Please avoid flamebait and generic tangents on HN. The guidelines are clear that we're meant to make an effort to discuss the primary topic substantively.
If you could only rescue one member from some kind of deadly emergency and they had equal chances, would you prioritize the pet over a human member of your family?
> If you could only rescue one member from some kind of deadly emergency and they had equal chances, would you prioritize the pet over a human member of your family?
If you could only rescue one family member from some kind of deadly emergency and they had equal chances, would you prioritize a stranger over a member of your family?
> would you prioritize a stranger over a member of your family?
I'll preface by saying that I don't have a pet. However, if one had to burn alive between a stranger's little girl and my cat, it's easier to empathize, "what if that were my daughter?". It's easy to imagine the father's pain, and because the girl is human, it's easier to imagine what might be going on in the little girl's head as well. As the heat's becoming too strong for her to bear, it's easier to imagine her expression, her pain, and her fear.

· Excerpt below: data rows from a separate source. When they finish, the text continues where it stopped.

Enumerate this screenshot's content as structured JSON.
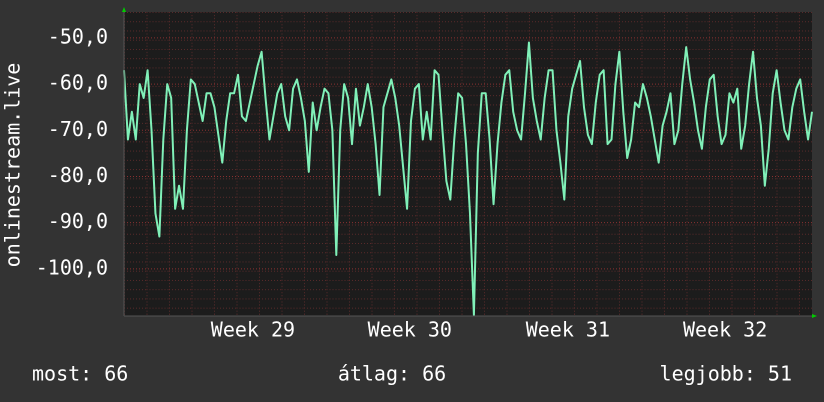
{
  "chart_data": {
    "type": "line",
    "y_label": "onlinestream.live",
    "color": "#80f0b8",
    "grid": true,
    "values": [
      -57,
      -72,
      -66,
      -72,
      -60,
      -63,
      -57,
      -70,
      -88,
      -93,
      -72,
      -60,
      -63,
      -87,
      -82,
      -87,
      -70,
      -59,
      -60,
      -64,
      -68,
      -62,
      -62,
      -65,
      -71,
      -77,
      -68,
      -62,
      -62,
      -58,
      -67,
      -68,
      -64,
      -60,
      -56,
      -53,
      -63,
      -72,
      -67,
      -62,
      -60,
      -67,
      -70,
      -61,
      -59,
      -63,
      -68,
      -79,
      -64,
      -70,
      -65,
      -61,
      -62,
      -70,
      -97,
      -70,
      -60,
      -63,
      -73,
      -61,
      -69,
      -65,
      -60,
      -65,
      -73,
      -84,
      -65,
      -62,
      -59,
      -63,
      -69,
      -78,
      -87,
      -68,
      -61,
      -60,
      -72,
      -66,
      -72,
      -57,
      -58,
      -70,
      -81,
      -85,
      -72,
      -62,
      -63,
      -73,
      -88,
      -110,
      -75,
      -62,
      -62,
      -72,
      -86,
      -73,
      -64,
      -58,
      -57,
      -66,
      -70,
      -72,
      -62,
      -51,
      -63,
      -68,
      -72,
      -63,
      -57,
      -57,
      -70,
      -77,
      -85,
      -67,
      -61,
      -58,
      -55,
      -65,
      -71,
      -73,
      -64,
      -58,
      -57,
      -73,
      -72,
      -60,
      -53,
      -66,
      -76,
      -72,
      -64,
      -65,
      -60,
      -63,
      -67,
      -72,
      -77,
      -69,
      -66,
      -62,
      -73,
      -70,
      -60,
      -52,
      -59,
      -64,
      -70,
      -74,
      -65,
      -59,
      -58,
      -67,
      -73,
      -71,
      -62,
      -64,
      -61,
      -74,
      -69,
      -60,
      -53,
      -63,
      -69,
      -82,
      -74,
      -62,
      -57,
      -64,
      -70,
      -72,
      -65,
      -61,
      -59,
      -66,
      -72,
      -66
    ],
    "xlim": [
      0,
      175
    ],
    "xticks": [
      {
        "value": 32.8,
        "label": "Week 29"
      },
      {
        "value": 72.7,
        "label": "Week 30"
      },
      {
        "value": 112.9,
        "label": "Week 31"
      },
      {
        "value": 152.9,
        "label": "Week 32"
      }
    ],
    "ylim": [
      -110.2,
      -44.4
    ],
    "yticks": [
      {
        "value": -100,
        "label": "-100,0"
      },
      {
        "value": -90,
        "label": "-90,0"
      },
      {
        "value": -80,
        "label": "-80,0"
      },
      {
        "value": -70,
        "label": "-70,0"
      },
      {
        "value": -60,
        "label": "-60,0"
      },
      {
        "value": -50,
        "label": "-50,0"
      }
    ]
  },
  "footer": {
    "current": "most: 66",
    "average": "átlag: 66",
    "best": "legjobb: 51"
  }
}
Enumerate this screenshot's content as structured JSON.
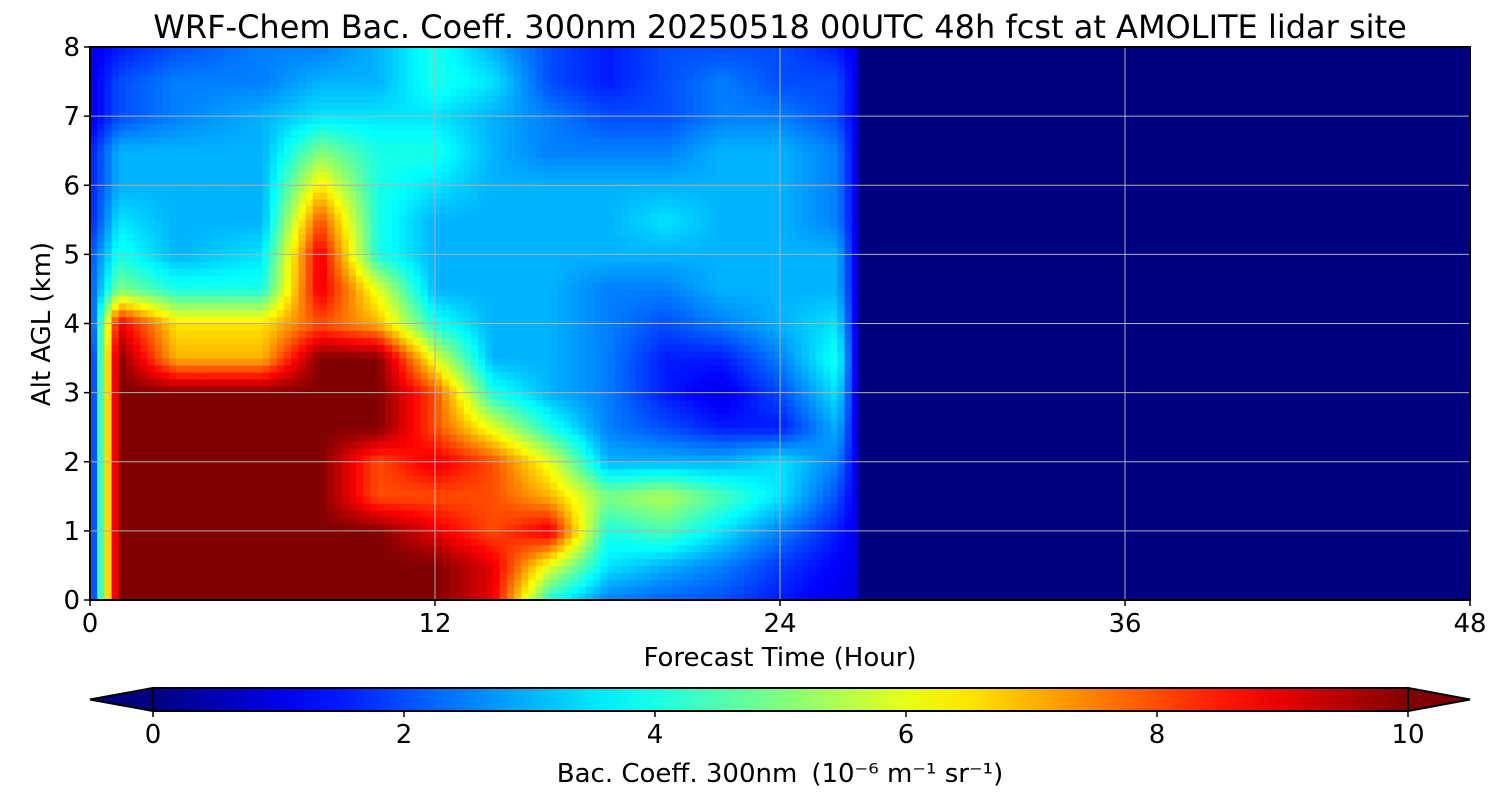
{
  "chart_data": {
    "type": "heatmap",
    "title": "WRF-Chem Bac. Coeff. 300nm  20250518 00UTC 48h fcst at AMOLITE lidar site",
    "xlabel": "Forecast Time (Hour)",
    "ylabel": "Alt AGL (km)",
    "xlim": [
      0,
      48
    ],
    "ylim": [
      0,
      8
    ],
    "xticks": [
      0,
      12,
      24,
      36,
      48
    ],
    "yticks": [
      0,
      1,
      2,
      3,
      4,
      5,
      6,
      7,
      8
    ],
    "grid": true,
    "colormap": "jet",
    "colorbar": {
      "label": "Bac. Coeff. 300nm",
      "unit": "(10⁻⁶ m⁻¹ sr⁻¹)",
      "range": [
        0,
        10
      ],
      "ticks": [
        0,
        2,
        4,
        6,
        8,
        10
      ],
      "extend": "both",
      "orientation": "horizontal"
    },
    "data_end_hour": 26.7,
    "x": [
      0,
      1,
      3,
      6,
      8,
      10,
      12,
      14,
      16,
      18,
      20,
      22,
      24,
      26,
      26.7
    ],
    "y": [
      0,
      0.5,
      1,
      1.5,
      2,
      2.5,
      3,
      3.5,
      4,
      4.5,
      5,
      5.5,
      6,
      6.5,
      7,
      7.5,
      8
    ],
    "z": [
      [
        1.0,
        10,
        10,
        10,
        10,
        10,
        10,
        9,
        4,
        2.5,
        2.2,
        2.0,
        1.5,
        1.0,
        1.0
      ],
      [
        1.0,
        10,
        10,
        10,
        10,
        10,
        10,
        9,
        6,
        3.5,
        3.0,
        2.5,
        1.8,
        1.2,
        1.0
      ],
      [
        1.0,
        10,
        10,
        10,
        10,
        10,
        9,
        8,
        9,
        4,
        4.5,
        3.5,
        2.5,
        1.5,
        1.0
      ],
      [
        1.0,
        10,
        10,
        10,
        10,
        8,
        8,
        8,
        7,
        5,
        5.5,
        4.5,
        3.5,
        2.0,
        1.0
      ],
      [
        1.0,
        10,
        10,
        10,
        10,
        8,
        9,
        8,
        6,
        3,
        3,
        3,
        3.5,
        2.5,
        1.0
      ],
      [
        1.0,
        10,
        10,
        10,
        10,
        10,
        8,
        6,
        4,
        2.5,
        2,
        1.5,
        1.5,
        3.0,
        1.0
      ],
      [
        1.0,
        10,
        10,
        10,
        10,
        10,
        8,
        4,
        3,
        2.5,
        1.5,
        1.0,
        2.0,
        3.5,
        1.0
      ],
      [
        1.0,
        10,
        7,
        7,
        10,
        10,
        6,
        3,
        3,
        2.5,
        1.5,
        1.5,
        2.5,
        4.0,
        1.0
      ],
      [
        1.5,
        9,
        6.5,
        6.5,
        8,
        7,
        4,
        3,
        3,
        2.5,
        2,
        2.5,
        3,
        3.5,
        1.0
      ],
      [
        2.0,
        5,
        4,
        4,
        9,
        6,
        3,
        3,
        3,
        2.5,
        2.5,
        3,
        3,
        3.0,
        1.0
      ],
      [
        2.0,
        4,
        3,
        3.5,
        9,
        4,
        3,
        3,
        3,
        3,
        3,
        3,
        3,
        3.0,
        1.0
      ],
      [
        1.5,
        3.5,
        3,
        3,
        8,
        4,
        3,
        3,
        3,
        3,
        3.5,
        3,
        3,
        2.5,
        1.0
      ],
      [
        1.5,
        3,
        3,
        3,
        6.5,
        4,
        3.5,
        3,
        3,
        3,
        3,
        3,
        3,
        2.5,
        1.0
      ],
      [
        1.5,
        3,
        3,
        3,
        5,
        4,
        4,
        3,
        2.5,
        2.5,
        2.5,
        3,
        3,
        2.5,
        1.0
      ],
      [
        1.0,
        2,
        2.5,
        3,
        3.5,
        3.5,
        3.5,
        3,
        2.5,
        2,
        2,
        2.5,
        2.5,
        2.0,
        1.0
      ],
      [
        1.0,
        2,
        2.5,
        2.5,
        3,
        3,
        4,
        3.5,
        2,
        1.5,
        2,
        2.5,
        2,
        2.0,
        1.0
      ],
      [
        1.0,
        1.5,
        2,
        2.5,
        2.5,
        3,
        4,
        3,
        2,
        1.5,
        2,
        2,
        2,
        1.5,
        1.0
      ]
    ],
    "fill_value": 0
  }
}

It's harder to imagine and empathize with what might be going on through a cat's head. They don't think as we do and don't express themselves as we do. It's not like one can't anthropomorphize and empathize that way, but it's not the same as empathizing with a human. It's harder to imagine and feel their thoughts and emotions to the same level of detail.
I'd feel for the cat, but I think the girl burning alive would give me the worse nightmares.
Legal/social consequences weight into your question.
A more straightforward angle could be money spent: would someone spend more for the wellbeing of their pet than for a family member (elderlies included).
It's how normal people use the word: doing something specifically to inflict pain on a human or animal. Slaughtering animals for meat isn't torture. Keeping them alive while inflicting pain because you enjoy the experience, is.
This was also my first thought in defense and to spot my hypocrisy. I spent many a minute going back and forth why am I judging a brain that lived a life and is “dead” more the the potential of a life, stem cell research, abortion in general and I gotta admit it was a invoking thought experiment.
I’m still on the acceptance side of abortion, stem cell research and other things like human cloning. They advance science, reduce human suffering - yes I get abortion doesn’t fit there exactly but it should be the mothers/parents right to ave access to abortion. All very political and highly debatable points today.
I understand if I accept that, what’s accepting experimentation on a brain dead brain - it should be a no brainer.
Easier because it’s just an artifact of a person that’s deceased but it is easy to invoke imagery in my own brain of an eternal torture chamber, someone’s consciousness locked away never recoverable or removable undergoing this amount of pain, but also is it pain if it can’t feel it?
The bodies other organs, it’s easy to dismiss as collections of cells, etc but: the brain just makes it harder to justify because it is the organ we use to interpret the world and imagining a world of pain and wondering what if that is the layer we are in now… is just scary.